Little wonder that the Amby, as it was popularly called, never really set the market on fire with sales peaking at around 25,000 units a year in the mid-1980s. For long it was the vehicle of choice for major and minor government functionaries as well as a political class that drove an Indian vehicle for effect, while of course denying the citizenry the access to a better class of cars.

In a poignant bit of trivia, Hindustan Motors shifted the assembly plant for its first cars in 1948 from Port Okha in Gujarat to Uttarpara in West Bengal, which in those days was quite the dasher in terms of manufacturing and trade. The company’s owners could have hardly guessed that the destination of their choice would move rapidly through strikes and lockouts and an asphyxiating business climate to becoming a graveyard for companies.
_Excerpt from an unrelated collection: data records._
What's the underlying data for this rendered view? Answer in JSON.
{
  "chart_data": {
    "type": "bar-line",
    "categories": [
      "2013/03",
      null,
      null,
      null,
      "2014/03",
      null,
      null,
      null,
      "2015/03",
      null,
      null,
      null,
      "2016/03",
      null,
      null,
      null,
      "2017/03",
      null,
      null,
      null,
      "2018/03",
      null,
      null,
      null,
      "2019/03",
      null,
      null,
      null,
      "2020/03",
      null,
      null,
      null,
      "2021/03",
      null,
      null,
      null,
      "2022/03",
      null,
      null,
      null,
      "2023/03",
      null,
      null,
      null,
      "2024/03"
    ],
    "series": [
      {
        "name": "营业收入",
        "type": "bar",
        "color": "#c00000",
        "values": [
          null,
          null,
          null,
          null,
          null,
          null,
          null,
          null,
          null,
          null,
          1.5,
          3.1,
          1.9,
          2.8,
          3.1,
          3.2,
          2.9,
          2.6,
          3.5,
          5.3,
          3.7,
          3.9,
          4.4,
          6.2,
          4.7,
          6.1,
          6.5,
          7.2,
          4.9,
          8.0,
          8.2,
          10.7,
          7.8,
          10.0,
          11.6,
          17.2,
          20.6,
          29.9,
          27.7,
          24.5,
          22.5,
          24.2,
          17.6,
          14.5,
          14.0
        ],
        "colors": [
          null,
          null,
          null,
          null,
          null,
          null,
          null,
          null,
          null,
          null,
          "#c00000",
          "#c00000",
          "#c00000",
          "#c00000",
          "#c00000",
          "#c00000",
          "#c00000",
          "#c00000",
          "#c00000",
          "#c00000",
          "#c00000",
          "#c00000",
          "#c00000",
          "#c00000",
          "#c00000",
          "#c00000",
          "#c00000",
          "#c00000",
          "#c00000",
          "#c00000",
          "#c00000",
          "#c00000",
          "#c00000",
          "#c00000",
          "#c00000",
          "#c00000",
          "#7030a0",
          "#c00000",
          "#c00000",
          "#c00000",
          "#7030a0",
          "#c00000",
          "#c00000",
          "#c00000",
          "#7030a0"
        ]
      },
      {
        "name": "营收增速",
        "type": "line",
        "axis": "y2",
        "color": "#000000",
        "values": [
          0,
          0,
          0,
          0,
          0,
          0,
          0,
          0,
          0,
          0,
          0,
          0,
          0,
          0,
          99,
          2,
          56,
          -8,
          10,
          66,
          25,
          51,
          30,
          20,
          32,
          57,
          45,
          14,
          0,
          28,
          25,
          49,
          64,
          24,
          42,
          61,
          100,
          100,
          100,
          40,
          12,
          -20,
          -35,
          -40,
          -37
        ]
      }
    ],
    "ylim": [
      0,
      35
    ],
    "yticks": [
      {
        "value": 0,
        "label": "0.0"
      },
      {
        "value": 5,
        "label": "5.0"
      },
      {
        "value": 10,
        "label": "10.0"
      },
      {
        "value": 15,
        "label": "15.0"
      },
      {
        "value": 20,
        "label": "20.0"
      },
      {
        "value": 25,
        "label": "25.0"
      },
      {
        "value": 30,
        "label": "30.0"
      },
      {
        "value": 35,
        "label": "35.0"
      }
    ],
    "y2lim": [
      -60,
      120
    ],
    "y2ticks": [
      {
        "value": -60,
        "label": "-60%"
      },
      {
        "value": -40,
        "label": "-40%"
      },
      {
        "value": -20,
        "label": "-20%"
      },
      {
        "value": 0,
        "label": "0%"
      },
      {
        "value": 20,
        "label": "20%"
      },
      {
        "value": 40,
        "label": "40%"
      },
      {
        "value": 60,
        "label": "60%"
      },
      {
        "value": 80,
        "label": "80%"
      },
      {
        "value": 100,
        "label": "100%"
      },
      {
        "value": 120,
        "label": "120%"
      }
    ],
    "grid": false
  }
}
Ironically, the decline of the Ambassador started in the late 1960s and early 1970s when it failed to evolve technologically thanks largely to the protectionist policies followed by the Congress government. By killing the incentive to innovate for Indian companies, the Congress hastened the decline of those like Hindustan Motors, and by failing to appreciate the need for change, the grand old party has effectively brought itself to its knees.

Much like one Ambassador model succeeded the other, one Nehru-Gandhi scion followed the other as if by divine right, with few qualifications barring those conferred by birth. So while the world around them changed imperceptibly but surely, the car and the party refused to change, yielding ground to nimble competitors who read the mood of their customers better. The Maruti took over the mantle of the people’s car long before the Amby finally put in its papers. And Narendra Modi had supplanted a Gandhi as the leader of choice, long before the final votes were counted on 16 May.

Indeed, the similarities don’t end there. Bad luck has surrounded those who tried to associate with the Ambassador, including the poor, enterprising importer who in 1993 tried to tap into the British nostalgia for the embers of the Raj by selling the car in the UK. He met with a fate similar to what befell some of the Congress allies like the Nationalist Congress Party, the Rashtriya Janata Dal and the National Conference in the recent national elections.

The sepia-tinted pictures of the Ambassador ferrying independent India’s first leaders will now share wall space with those other curios of transportation in India—the palanquin and the horse-drawn carriage.

An old Chinese proverb goes, “When the waters drop, the rocks appear.” For the Ambassador as much as for the Congress, the rocks are now on full display.